ICO stands for Initial Coin Offering. Projects and companies sell coins or tokens in an ICO to raise money.
An ICO is to some extent similar to an IPO (Initial Public Offering), here shares of a company are sold for the first time to raise money. New projects sometimes need money to develop further. This money is needed, for example, for legal advice, developers and an office building. Ethereum also raised money with an ICO in 2014, raising $17.3 million at the time. Ethereum is a good example of a coin that has emerged from an ICO. Early investors also benefited. In fact, the price for 1 ETH was $0.32.
To improve the stability of a coin, vesting is used. Coins bought in an ICO cannot be sold immediately but are first fixed for a certain period of time. This is because if investors sell their coins immediately when prices rise, the value drops. The tokens or coins that are still in the treasury are then also worth less, so a project has less money.

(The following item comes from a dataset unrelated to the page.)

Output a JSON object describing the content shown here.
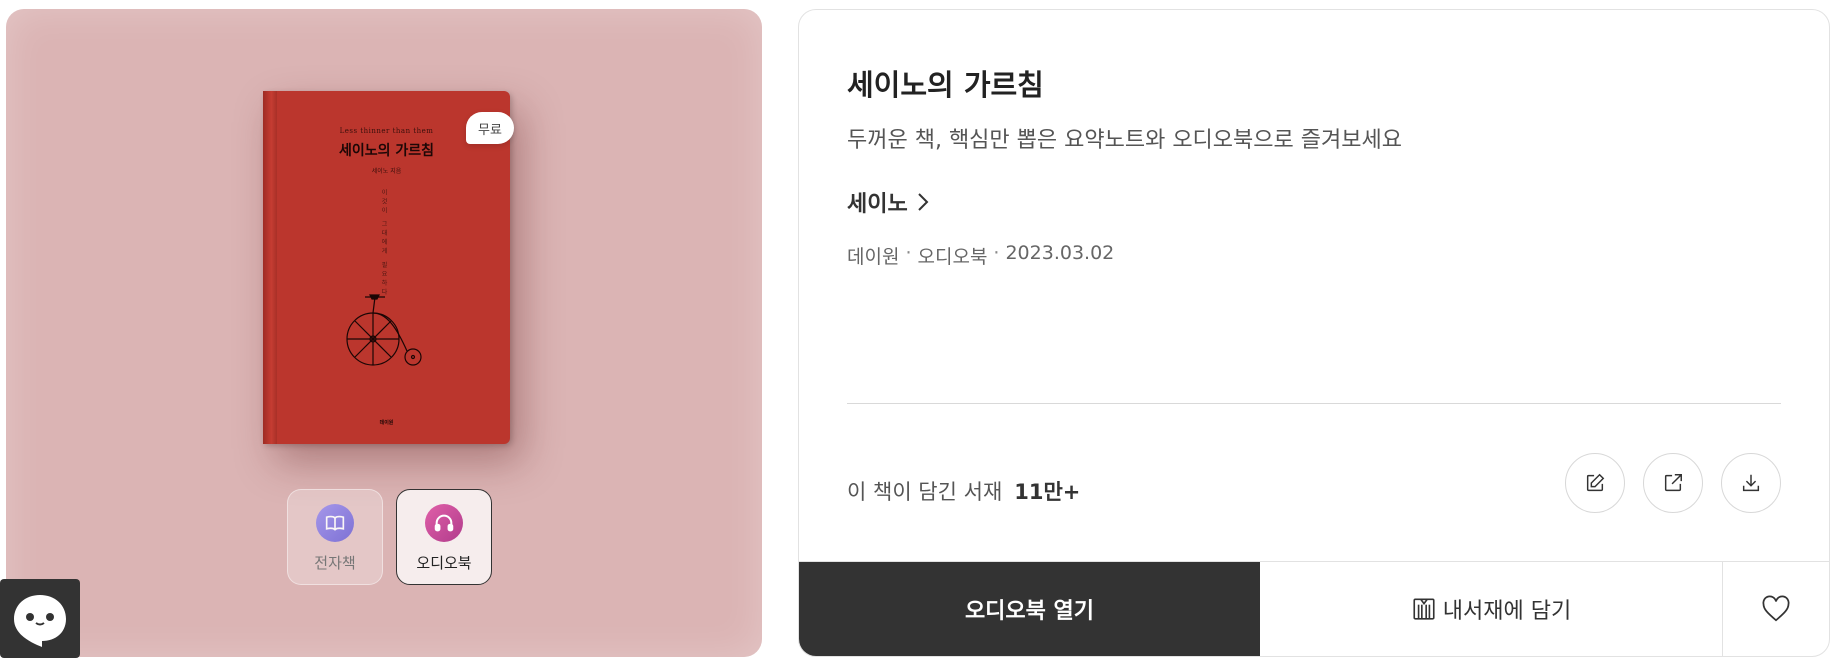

To raise money with an ICO, investors need to be convinced that a project will be successful, a good white paper is vital for this. More than 2,000 ICOs took place in 2017 and 2018, not all of them equally successful. In fact, not all projects conducting an ICO have a good whitepaper. In addition, the team behind an ICO is not always reliable. During the period from 2017 to 2018, many people were scammed for this reason. People hoped to make a good investment but it was not always properly investigated whether a project really has a future. Scammers take advantage of this by offering an ICO themselves. After money is raised, the project falls silent and the money is gone.
With IPOs, the financial authorities of a country set conditions for issuing shares. With ICOs, there is no regulatory body, so because of this, there are often projects that are based on air where people lose their money.